In Unsupervised Learning labels are not provided. Therefore, the energy is a function of the input data, and maybe some other latent variable. The goal of learning is to assign lower energy to samples that are similar to training samples, and higher energy to the other points in input space (or at least to those points that are in a neighborhood of the training samples). This problem can be interpreted as an “energy carving” problem because learning consists of adjusting the parameters of the model to carve the energy surface in such a way that training samples are always on the valleys of the surface (i.e. local minima). In general, it is not sufficient to adjust the parameters in such a way that only the energy of the training samples is decreased because it might well be that the energy surface becomes flat, corresponding to a model that cannot discriminate between points that are similar and points that are dissimilar to the training samples.

Some unsupervised learning algorithms are able to learn good energy surfaces by using a loss functional that has two terms. The first one decreases the energy of the training samples, while the second one increases the energy of a properly chosen point in input space. However, it might be difficult and computationally expensive to individuate a good candidate for pulling up the energy, overall in high-dimensional spaces. Other methods achieve the same goal of energy carving by replacing this explicit pull-up term in the loss, with constraints on the representation, such as sparsity for instance. By making sure that the internal representation of the model can carry only a limited amount of information, the energy surface can take the right shape without using a contrastive term in the loss functional. This can yield to the design of far more efficient unsupervised learning algorithms.

For instance, the figure below shows the energy surface (in this case the energy is the reconstruction error) produced by different algorithms after training on a dataset of points sampled from a spiral (the points in magenta).
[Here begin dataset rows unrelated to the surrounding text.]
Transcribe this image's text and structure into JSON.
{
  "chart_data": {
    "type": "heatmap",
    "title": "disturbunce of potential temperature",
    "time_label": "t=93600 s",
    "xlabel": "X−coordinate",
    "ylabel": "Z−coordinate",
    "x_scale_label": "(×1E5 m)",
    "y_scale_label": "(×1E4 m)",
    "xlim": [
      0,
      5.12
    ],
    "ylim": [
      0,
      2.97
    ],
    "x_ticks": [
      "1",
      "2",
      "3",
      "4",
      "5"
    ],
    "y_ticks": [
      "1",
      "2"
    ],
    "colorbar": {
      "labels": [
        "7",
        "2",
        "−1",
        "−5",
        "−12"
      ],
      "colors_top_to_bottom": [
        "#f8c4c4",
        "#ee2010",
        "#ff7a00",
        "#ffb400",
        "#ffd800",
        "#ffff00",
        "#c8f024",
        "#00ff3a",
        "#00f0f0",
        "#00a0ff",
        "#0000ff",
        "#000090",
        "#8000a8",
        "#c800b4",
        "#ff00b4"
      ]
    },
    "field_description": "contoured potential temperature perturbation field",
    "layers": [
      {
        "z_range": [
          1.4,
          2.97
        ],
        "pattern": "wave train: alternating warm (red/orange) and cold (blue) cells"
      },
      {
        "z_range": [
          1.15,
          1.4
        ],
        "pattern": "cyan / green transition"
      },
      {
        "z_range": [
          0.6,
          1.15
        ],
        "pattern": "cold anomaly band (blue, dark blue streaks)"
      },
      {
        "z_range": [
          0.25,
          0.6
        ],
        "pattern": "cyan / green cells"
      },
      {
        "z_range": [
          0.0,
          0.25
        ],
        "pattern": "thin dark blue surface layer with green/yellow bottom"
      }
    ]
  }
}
We can see the energy surface produced by A) PCA, B) K-Means, C) 2-1-2 auto-encoder neural net, D) 2-20-2 auto-encoder neural net trained by maximum likelihood, E) 2-20-2 auto-encoder neural net trained my maximum margin loss, and F) a 2-20-2 network trained with a sparse coding algorithm. All these algorithms are able to avoid flat energy surfaces, and the apparently very different shapes of these energies can be understood under the principle described above of explicit or implicit energy pull-up.

AUTONOMOUS ROBOT NAVIGATION

I developed several unsupervised learning algorithms to extract visual features for the DARPA project called LAGR (learning applied to ground robots). We used the learned features to do long range stereo helping the robot navigate in unknown outdoor environments.

AUTOMATIC RECOGNITION OF BIOLOGICAL PARTICLES

While I was at Caltech, I worked on a system for automatic recognition of biological particles in microscopic images, such as pollen grains and cells in human specimen. The system is composed of (1) a detector, and (2) a classifier assigning a particles to its category. The figure shows the tool I designed to collect the pollen data. After acquiring an image from the microscope, an expert had to detect and label the pollen grains. These were subsequently used to train the algorithm for automatic recognition. In this image, there are two Chinese elm pollen grains, the other particles are just debris.